Morto o pai, para o autor de Facundo o segundo problema é o da raça. “Sarmiento é um produto do século 19, um racista típico da época, e acha que os indígenas e os africanos são raças que não podem fazer uma nação moderna”, diz Shumway. Daí vem a idéia da imigração, afinal é preciso cambiar a composição do país. A terceira vertente é a questão da terra. Para Sarmiento, é necessário introduzir um grande projeto liberal em que as terras sejam ocupadas por meio da propriedade privada. “O que ele quer fazer é mudar a Argentina”, considera o professor. Sua visão foi muito criticada por uma oposição nacionalista, que o via como “europeizante” e “estrangeirizante”, palavras-chave no debate político sobre o país. Se a divisão entre nacionalistas e estrangeiristas é útil para a análise, ainda que possa soar simplista, de outra parte é verdade que afetou muito a retórica nacional. “A tal ponto que é impossível falar na Argentina de hoje sem ter Sarmiento como ponto de partida, mesmo que não estejamos de acordo com ele”, reflete Shumway.

Crédito foto: Cecília BastosOposicionistas – Discordar, por sinal, é outro dos esportes nacionais dos vizinhos do Prata. Shumway experimentou essa realidade desde a primeira vez que visitou a Argentina, em 1975, para uma série de entrevistas com ninguém menos do que Jorge Luis Borges, tema de seu doutorado nos Estados Unidos. “Cheguei num momento muito caótico na história”, conta. O mítico Juan Domingo Perón havia morrido no ano anterior, em pleno exercício de seu terceiro mandato na Presidência da República. Sua viúva e vice-presidente, María Estela Martínez de Perón, a Isabelita, veria seu claudicante governo ser derrubado por um golpe militar em março de 1976. “Comecei a perceber que estava num país muito dividido. De um lado, nacionalistas, populistas, esquerdistas; de outro, conservadores, liberais etc. Passei a entender a frase do (escritor) Ernesto Sábato, de que a Argentina é realmente um país de oposicionistas, que gosta muito de briga”, conta. “Fiquei fascinado por essa história de um país que promete tanto, que tem tantos recursos, materiais e humanos, mas que naquele momento realmente não funcionava”, diz.
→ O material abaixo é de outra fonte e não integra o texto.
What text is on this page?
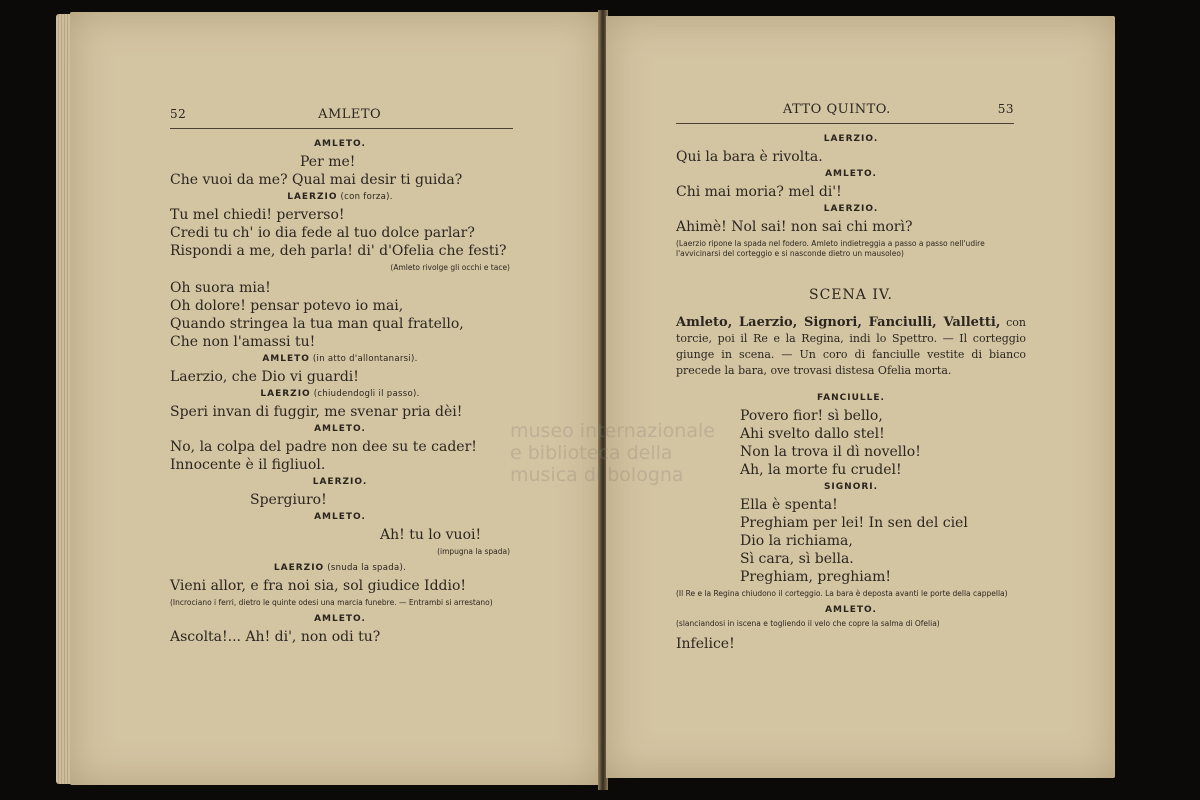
52	AMLETO
AMLETO.
Per me!
Che vuoi da me? Qual mai desir ti guida?
LAERZIO (con forza).
Tu mel chiedi! perverso!
Credi tu ch' io dia fede al tuo dolce parlar?
Rispondi a me, deh parla! di' d'Ofelia che festi?
(Amleto rivolge gli occhi e tace)
Oh suora mia!
Oh dolore! pensar potevo io mai,
Quando stringea la tua man qual fratello,
Che non l'amassi tu!
AMLETO (in atto d'allontanarsi).
Laerzio, che Dio vi guardi!
LAERZIO (chiudendogli il passo).
Speri invan di fuggir, me svenar pria dèi!
AMLETO.
No, la colpa del padre non dee su te cader!
Innocente è il figliuol.
LAERZIO.
Spergiuro!
AMLETO.
Ah! tu lo vuoi!
(impugna la spada)
LAERZIO (snuda la spada).
Vieni allor, e fra noi sia, sol giudice Iddio!
(Incrociano i ferri, dietro le quinte odesi una marcia funebre. — Entrambi si arrestano)
AMLETO.
Ascolta!... Ah! di', non odi tu?
ATTO QUINTO.	53
LAERZIO.
Qui la bara è rivolta.
AMLETO.
Chi mai moria? mel di'!
LAERZIO.
Ahimè! Nol sai! non sai chi morì?
(Laerzio ripone la spada nel fodero. Amleto indietreggia a passo a passo nell'udire l'avvicinarsi del corteggio e si nasconde dietro un mausoleo)
SCENA IV.
Amleto, Laerzio, Signori, Fanciulli, Valletti, con torcie, poi il Re e la Regina, indi lo Spettro. — Il corteggio giunge in scena. — Un coro di fanciulle vestite di bianco precede la bara, ove trovasi distesa Ofelia morta.
FANCIULLE.
Povero fior! sì bello,
Ahi svelto dallo stel!
Non la trova il dì novello!
Ah, la morte fu crudel!
SIGNORI.
Ella è spenta!
Preghiam per lei! In sen del ciel
Dio la richiama,
Sì cara, sì bella.
Preghiam, preghiam!
(Il Re e la Regina chiudono il corteggio. La bara è deposta avanti le porte della cappella)
AMLETO.
(slanciandosi in iscena e togliendo il velo che copre la salma di Ofelia)
Infelice!
museo internazionale e biblioteca della musica di bologna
Shumway fez as entrevistas com Borges – “que foram fabulosas” – e obteve seu doutorado. Porém, a impressão que lhe causara o profundo cisma da Argentina não o abandonava. Decidiu então que escreveria um livro sobre o início dessa grande ruptura, cujo marco é o ano de 1930. Ali ocorre o primeiro dos seis golpes militares do país no século 20. “Começa então realmente uma briga ideológica e também política que ainda tem efeitos na Argentina”, explica o professor. É de lá que surge, só para dar um exemplo, o movimento peronista. “Perón não pode ser entendido sem se levar em conta a experiência da década de 30, que, aliás, na Argentina se chama a ‘década infame’. Os argentinos sempre têm termos dramáticos”, observa.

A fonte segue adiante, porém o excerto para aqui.